A poignant new play exploring the reality of being threatened with homelessness in the UK
This week I went to see 'Cathy', a play about a family who become homeless, by theatre company Cardboard Citizens. The company make theatre with and for homeless people and are celebrating their 25th anniversary this year. The play was followed by a ‘forum’ discussion about the issues raised. 43,000 families in the UK became homeless in the last year. What can we possibly do to help all of them?
In the play, Cathy and her 15 year-old daughter Danielle are evicted from their flat on a council estate in London where Cathy has lived her entire life. They are told to feel lucky that they are among those classed by the council as ‘priority need’ and given emergency cockroach-infested accommodation in Luton – miles away from their home and Cathy’s elderly father – where they end up living for five months rather than the promised 33 days.
The good news that they have been assigned temporary accommodation comes with a heart-rending decision – the flat is in Newcastle, and it’s the only one the council will be offering.
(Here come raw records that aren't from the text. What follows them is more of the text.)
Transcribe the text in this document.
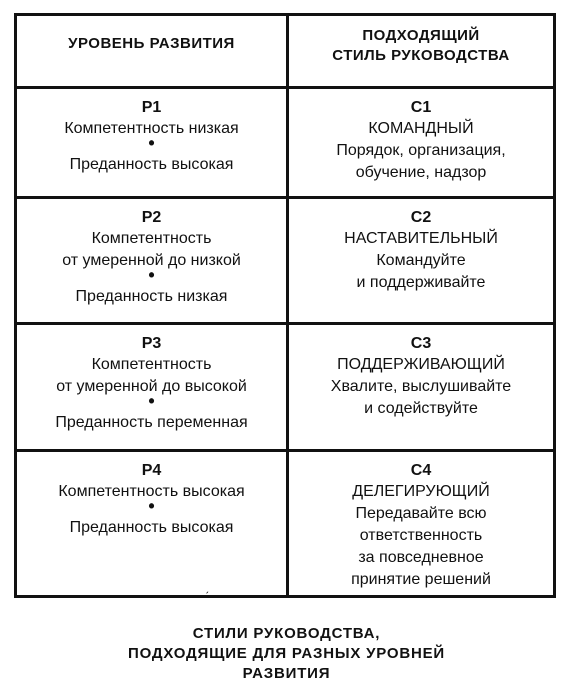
УРОВЕНЬ РАЗВИТИЯ	ПОДХОДЯЩИЙ
СТИЛЬ РУКОВОДСТВА
Р1
Компетентность низкая
•
Преданность высокая
С1
КОМАНДНЫЙ
Порядок, организация,
обучение, надзор
Р2
Компетентность
от умеренной до низкой
•
Преданность низкая
С2
НАСТАВИТЕЛЬНЫЙ
Командуйте
и поддерживайте
Р3
Компетентность
от умеренной до высокой
•
Преданность переменная
С3
ПОДДЕРЖИВАЮЩИЙ
Хвалите, выслушивайте
и содействуйте
Р4
Компетентность высокая
•
Преданность высокая
С4
ДЕЛЕГИРУЮЩИЙ
Передавайте всю
ответственность
за повседневное
принятие решений
ˏ
СТИЛИ РУКОВОДСТВА,
ПОДХОДЯЩИЕ ДЛЯ РАЗНЫХ УРОВНЕЙ
РАЗВИТИЯ
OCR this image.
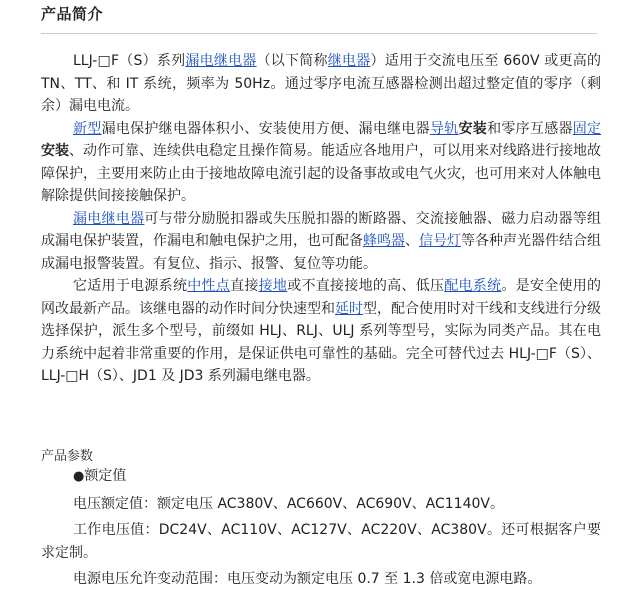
产品简介

LLJ-□F（S）系列漏电继电器（以下简称继电器）适用于交流电压至 660V 或更高的 TN、TT、和 IT 系统，频率为 50Hz。通过零序电流互感器检测出超过整定值的零序（剩余）漏电电流。

新型漏电保护继电器体积小、安装使用方便、漏电继电器导轨安装和零序互感器固定安装、动作可靠、连续供电稳定且操作简易。能适应各地用户，可以用来对线路进行接地故障保护，主要用来防止由于接地故障电流引起的设备事故或电气火灾，也可用来对人体触电解除提供间接接触保护。

漏电继电器可与带分励脱扣器或失压脱扣器的断路器、交流接触器、磁力启动器等组成漏电保护装置，作漏电和触电保护之用，也可配备蜂鸣器、信号灯等各种声光器件结合组成漏电报警装置。有复位、指示、报警、复位等功能。

它适用于电源系统中性点直接接地或不直接接地的高、低压配电系统。是安全使用的网改最新产品。该继电器的动作时间分快速型和延时型，配合使用时对干线和支线进行分级选择保护，派生多个型号，前缀如 HLJ、RLJ、ULJ 系列等型号，实际为同类产品。其在电力系统中起着非常重要的作用，是保证供电可靠性的基础。完全可替代过去 HLJ-□F（S）、LLJ-□H（S）、JD1 及 JD3 系列漏电继电器。

产品参数

●额定值

电压额定值：额定电压 AC380V、AC660V、AC690V、AC1140V。

工作电压值：DC24V、AC110V、AC127V、AC220V、AC380V。还可根据客户要求定制。

电源电压允许变动范围：电压变动为额定电压 0.7 至 1.3 倍或宽电源电路。
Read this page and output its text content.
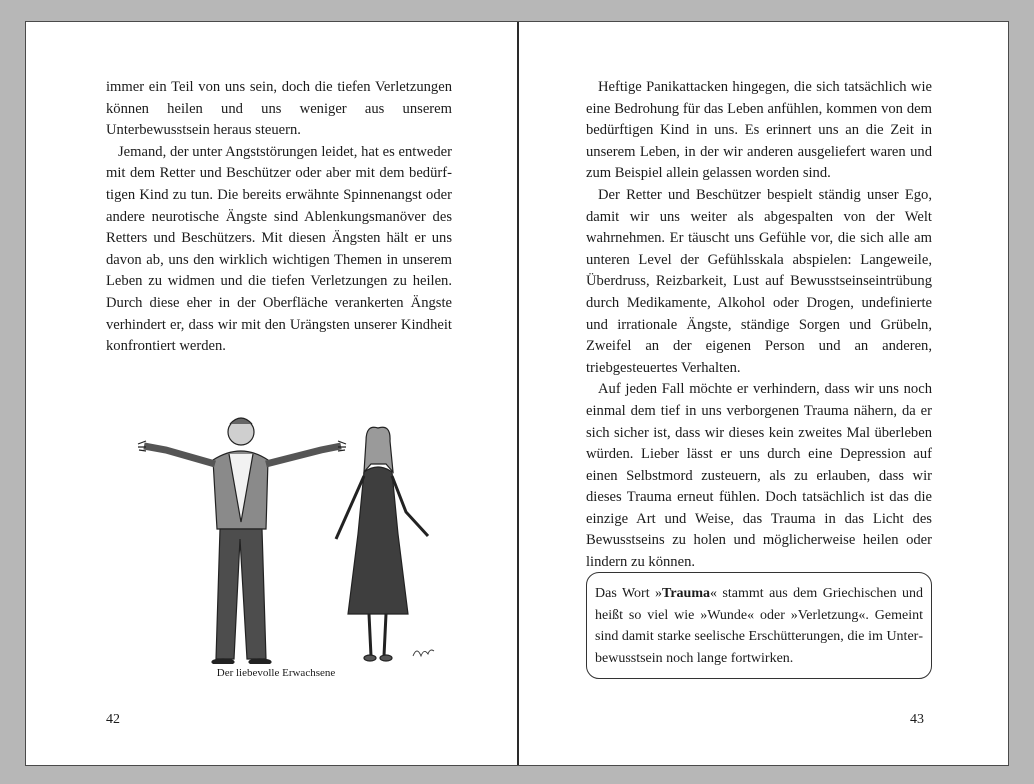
immer ein Teil von uns sein, doch die tiefen Verletzungen können heilen und uns weniger aus unserem Unterbewusstsein heraus steuern.

Jemand, der unter Angststörungen leidet, hat es entweder mit dem Retter und Beschützer oder aber mit dem bedürftigen Kind zu tun. Die bereits erwähnte Spinnenangst oder andere neurotische Ängste sind Ablenkungsmanöver des Retters und Beschützers. Mit diesen Ängsten hält er uns davon ab, uns den wirklich wichtigen Themen in unserem Leben zu widmen und die tiefen Verletzungen zu heilen. Durch diese eher in der Oberfläche verankerten Ängste verhindert er, dass wir mit den Urängsten unserer Kindheit konfrontiert werden.

Der liebevolle Erwachsene
42

Heftige Panikattacken hingegen, die sich tatsächlich wie eine Bedrohung für das Leben anfühlen, kommen von dem bedürftigen Kind in uns. Es erinnert uns an die Zeit in unserem Leben, in der wir anderen ausgeliefert waren und zum Beispiel allein gelassen worden sind.

Der Retter und Beschützer bespielt ständig unser Ego, damit wir uns weiter als abgespalten von der Welt wahrnehmen. Er täuscht uns Gefühle vor, die sich alle am unteren Level der Gefühlsskala abspielen: Langeweile, Überdruss, Reizbarkeit, Lust auf Bewusstseinseintrübung durch Medikamente, Alkohol oder Drogen, undefinierte und irrationale Ängste, ständige Sorgen und Grübeln, Zweifel an der eigenen Person und an anderen, triebgesteuertes Verhalten.

Auf jeden Fall möchte er verhindern, dass wir uns noch einmal dem tief in uns verborgenen Trauma nähern, da er sich sicher ist, dass wir dieses kein zweites Mal überleben würden. Lieber lässt er uns durch eine Depression auf einen Selbstmord zusteuern, als zu erlauben, dass wir dieses Trauma erneut fühlen. Doch tatsächlich ist das die einzige Art und Weise, das Trauma in das Licht des Bewusstseins zu holen und möglicherweise heilen oder lindern zu können.

Das Wort »Trauma« stammt aus dem Griechischen und heißt so viel wie »Wunde« oder »Verletzung«. Gemeint sind damit starke seelische Erschütterungen, die im Unterbewusstsein noch lange fortwirken.
43
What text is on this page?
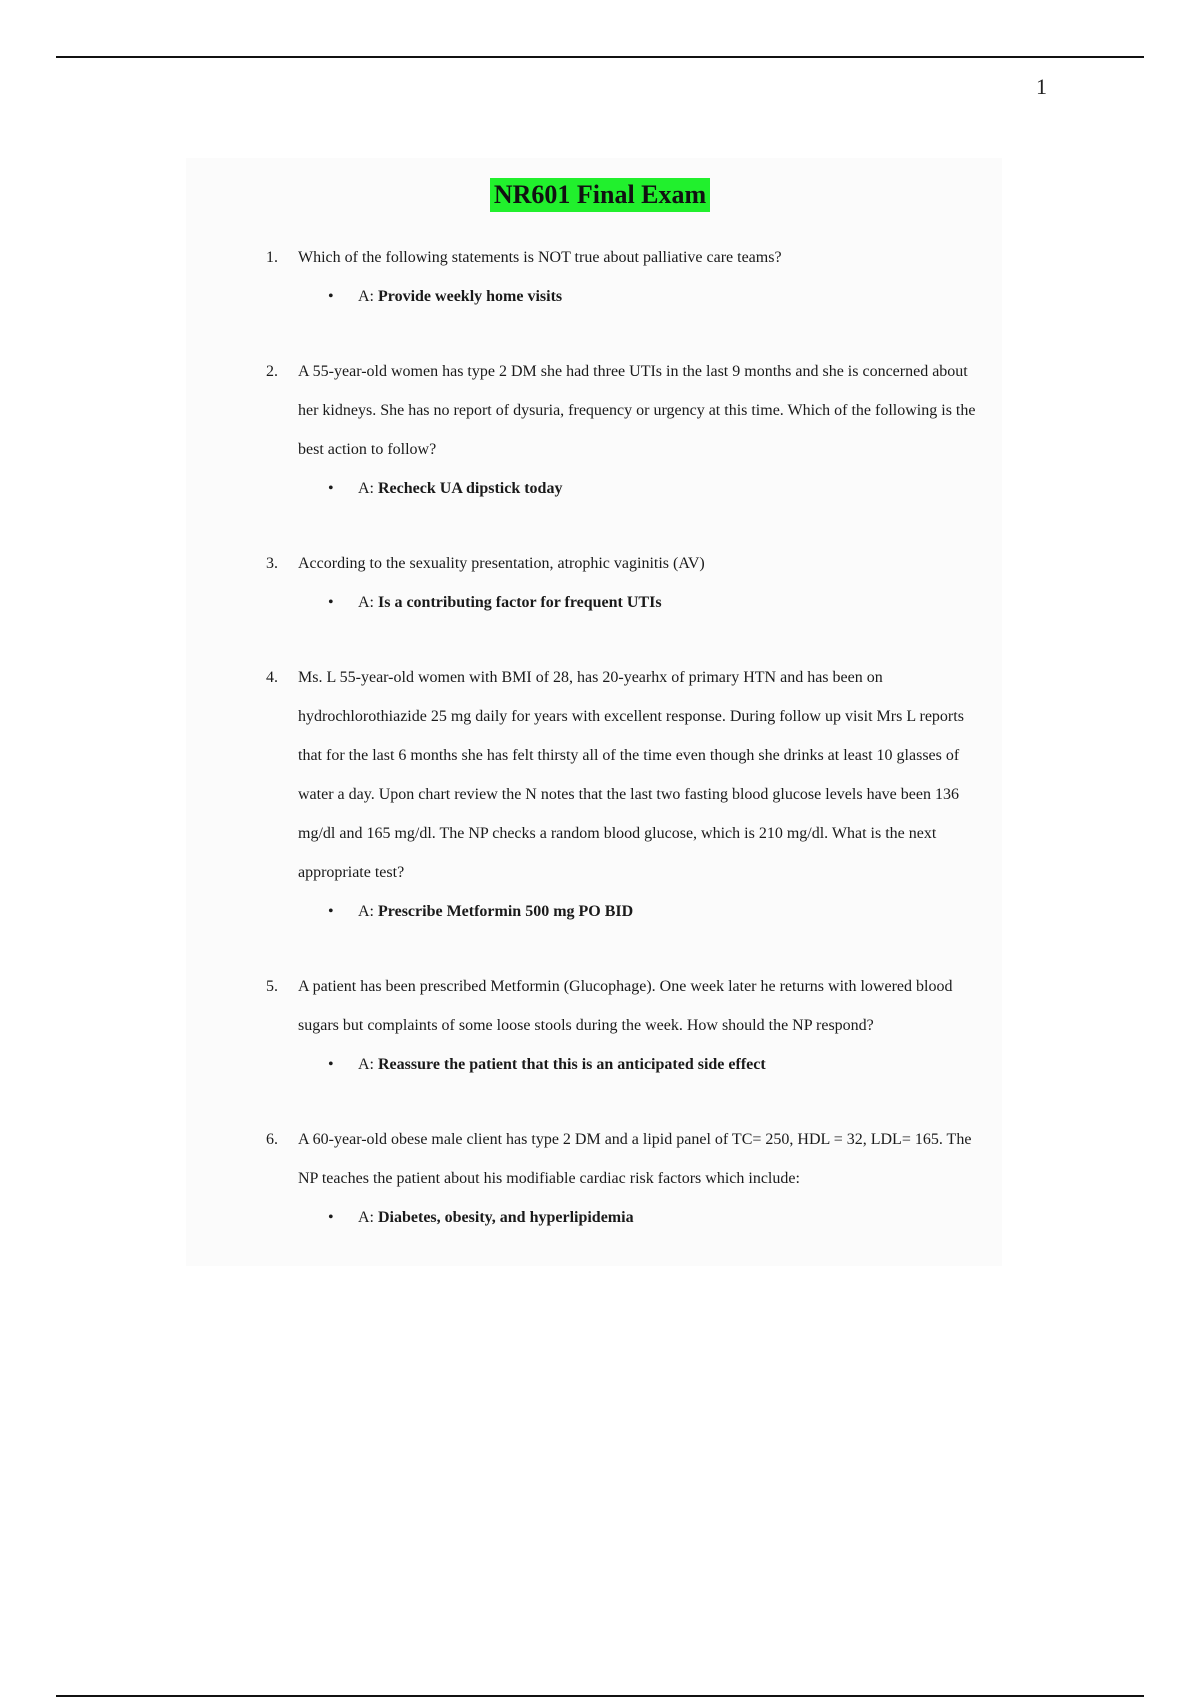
1
NR601 Final Exam
1. Which of the following statements is NOT true about palliative care teams?
• A: Provide weekly home visits
2. A 55-year-old women has type 2 DM she had three UTIs in the last 9 months and she is concerned about her kidneys. She has no report of dysuria, frequency or urgency at this time. Which of the following is the best action to follow?
• A: Recheck UA dipstick today
3. According to the sexuality presentation, atrophic vaginitis (AV)
• A: Is a contributing factor for frequent UTIs
4. Ms. L 55-year-old women with BMI of 28, has 20-yearhx of primary HTN and has been on hydrochlorothiazide 25 mg daily for years with excellent response. During follow up visit Mrs L reports that for the last 6 months she has felt thirsty all of the time even though she drinks at least 10 glasses of water a day. Upon chart review the N notes that the last two fasting blood glucose levels have been 136 mg/dl and 165 mg/dl. The NP checks a random blood glucose, which is 210 mg/dl. What is the next appropriate test?
• A: Prescribe Metformin 500 mg PO BID
5. A patient has been prescribed Metformin (Glucophage). One week later he returns with lowered blood sugars but complaints of some loose stools during the week. How should the NP respond?
• A: Reassure the patient that this is an anticipated side effect
6. A 60-year-old obese male client has type 2 DM and a lipid panel of TC= 250, HDL = 32, LDL= 165. The NP teaches the patient about his modifiable cardiac risk factors which include:
• A: Diabetes, obesity, and hyperlipidemia
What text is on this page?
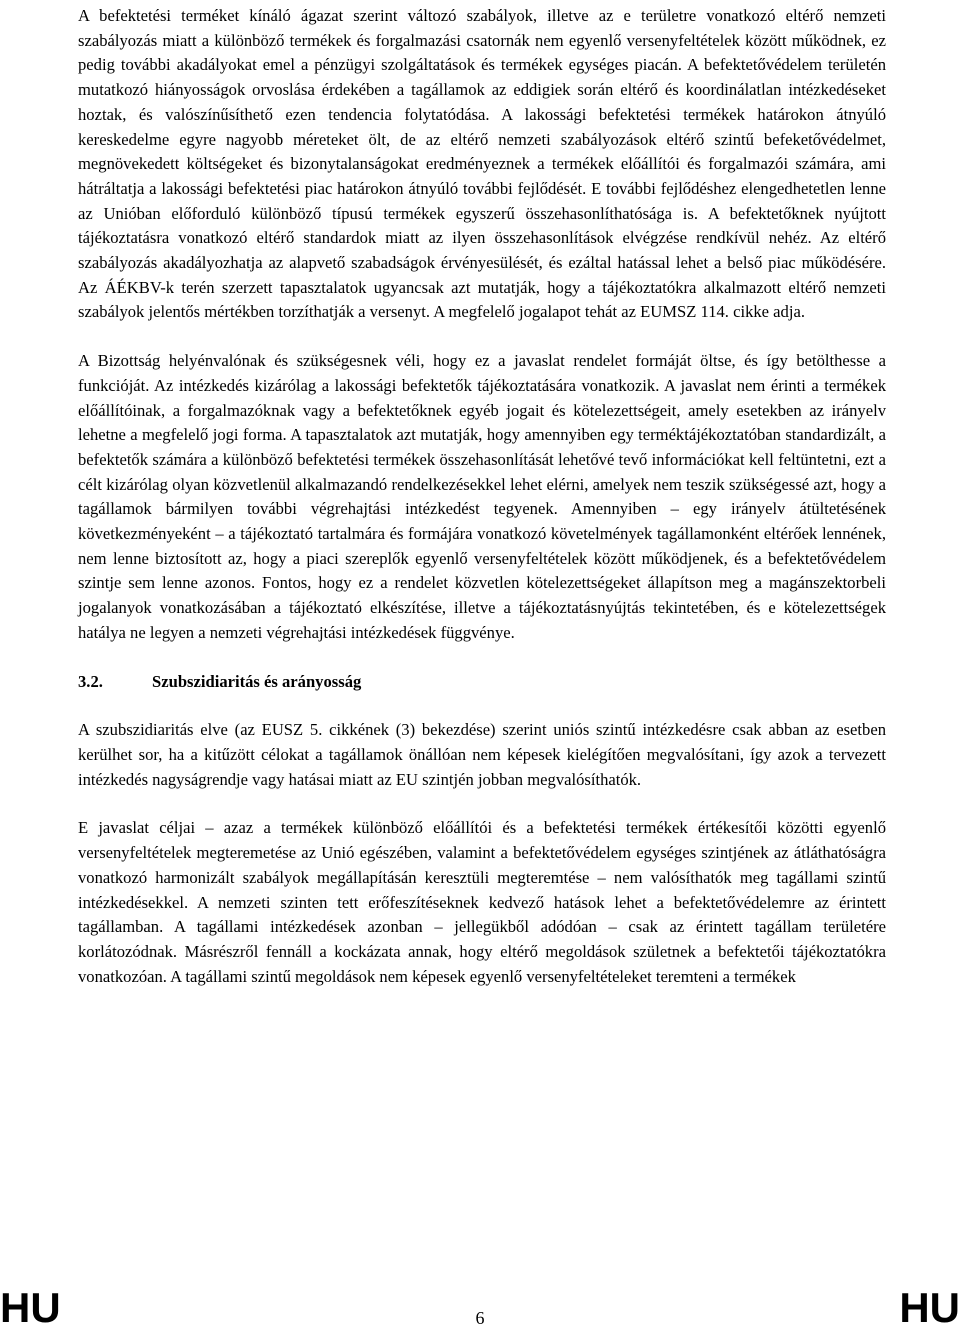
A befektetési terméket kínáló ágazat szerint változó szabályok, illetve az e területre vonatkozó eltérő nemzeti szabályozás miatt a különböző termékek és forgalmazási csatornák nem egyenlő versenyfeltételek között működnek, ez pedig további akadályokat emel a pénzügyi szolgáltatások és termékek egységes piacán. A befektetővédelem területén mutatkozó hiányosságok orvoslása érdekében a tagállamok az eddigiek során eltérő és koordinálatlan intézkedéseket hoztak, és valószínűsíthető ezen tendencia folytatódása. A lakossági befektetési termékek határokon átnyúló kereskedelme egyre nagyobb méreteket ölt, de az eltérő nemzeti szabályozások eltérő szintű befeketővédelmet, megnövekedett költségeket és bizonytalanságokat eredményeznek a termékek előállítói és forgalmazói számára, ami hátráltatja a lakossági befektetési piac határokon átnyúló további fejlődését. E további fejlődéshez elengedhetetlen lenne az Unióban előforduló különböző típusú termékek egyszerű összehasonlíthatósága is. A befektetőknek nyújtott tájékoztatásra vonatkozó eltérő standardok miatt az ilyen összehasonlítások elvégzése rendkívül nehéz. Az eltérő szabályozás akadályozhatja az alapvető szabadságok érvényesülését, és ezáltal hatással lehet a belső piac működésére. Az ÁÉKBV-k terén szerzett tapasztalatok ugyancsak azt mutatják, hogy a tájékoztatókra alkalmazott eltérő nemzeti szabályok jelentős mértékben torzíthatják a versenyt. A megfelelő jogalapot tehát az EUMSZ 114. cikke adja.

A Bizottság helyénvalónak és szükségesnek véli, hogy ez a javaslat rendelet formáját öltse, és így betölthesse a funkcióját. Az intézkedés kizárólag a lakossági befektetők tájékoztatására vonatkozik. A javaslat nem érinti a termékek előállítóinak, a forgalmazóknak vagy a befektetőknek egyéb jogait és kötelezettségeit, amely esetekben az irányelv lehetne a megfelelő jogi forma. A tapasztalatok azt mutatják, hogy amennyiben egy terméktájékoztatóban standardizált, a befektetők számára a különböző befektetési termékek összehasonlítását lehetővé tevő információkat kell feltüntetni, ezt a célt kizárólag olyan közvetlenül alkalmazandó rendelkezésekkel lehet elérni, amelyek nem teszik szükségessé azt, hogy a tagállamok bármilyen további végrehajtási intézkedést tegyenek. Amennyiben – egy irányelv átültetésének következményeként – a tájékoztató tartalmára és formájára vonatkozó követelmények tagállamonként eltérőek lennének, nem lenne biztosított az, hogy a piaci szereplők egyenlő versenyfeltételek között működjenek, és a befektetővédelem szintje sem lenne azonos. Fontos, hogy ez a rendelet közvetlen kötelezettségeket állapítson meg a magánszektorbeli jogalanyok vonatkozásában a tájékoztató elkészítése, illetve a tájékoztatásnyújtás tekintetében, és e kötelezettségek hatálya ne legyen a nemzeti végrehajtási intézkedések függvénye.

3.2.	Szubszidiaritás és arányosság

A szubszidiaritás elve (az EUSZ 5. cikkének (3) bekezdése) szerint uniós szintű intézkedésre csak abban az esetben kerülhet sor, ha a kitűzött célokat a tagállamok önállóan nem képesek kielégítően megvalósítani, így azok a tervezett intézkedés nagyságrendje vagy hatásai miatt az EU szintjén jobban megvalósíthatók.

E javaslat céljai – azaz a termékek különböző előállítói és a befektetési termékek értékesítői közötti egyenlő versenyfeltételek megteremetése az Unió egészében, valamint a befektetővédelem egységes szintjének az átláthatóságra vonatkozó harmonizált szabályok megállapításán keresztüli megteremtése – nem valósíthatók meg tagállami szintű intézkedésekkel. A nemzeti szinten tett erőfeszítéseknek kedvező hatások lehet a befektetővédelemre az érintett tagállamban. A tagállami intézkedések azonban – jellegükből adódóan – csak az érintett tagállam területére korlátozódnak. Másrészről fennáll a kockázata annak, hogy eltérő megoldások születnek a befektetői tájékoztatókra vonatkozóan. A tagállami szintű megoldások nem képesek egyenlő versenyfeltételeket teremteni a termékek

HU	6	HU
If she refuses, her name goes to the bottom of the list; if she goes, she moves away from her family, her friends and the only place she or her daughter - who is months away from sitting her GCSEs - have ever called home.
How long should they expect to be in temporary accommodation in Newcastle? Seven years. Cathy refuses and things go from bad to worse, with Cathy and Danielle having no option but to sofa surf. Danielle reaches breaking point when Cathy persuades a stranger in a pub to invite them home with him. She moves in with her dad, an alcoholic and gambling-addict, leaving Cathy on the streets alone.
Following the play, Cardboard Citizens asked the audience to discuss the issues raised and to consider what we would have done in Cathy’s place. For my part, I found it hard to see where Cathy had gone wrong; to me it seemed like she was the victim of a system that isn’t working. Others disagreed – she shouldn’t have let the landlord evict her, she should have sought legal advice, she should have roused the support of her local community, she should have gone to Newcastle – and ideas about what she could have done to stay in her home ranged from organising a sit-in to starting a kickstarter campaign to pay off her rent arrears.
'Cathy' is a remarkable play but it isn’t easy to watch, as her situation seems all too familiar. In the words of one audience member, the play was ‘too truthful’. I’ve never been threatened with homelessness, but as a volunteer for The Mix’s helpline I speak to a lot of people who have found themselves with nowhere to stay. It seems there just isn’t enough help for all the people out there that need it. Cardboard Citizens don’t have the answers to this problem, but they’re opening the debate.
'Cathy' will be touring theatres, hostels, prisons and day centres across England from autumn 2016 to spring 2017.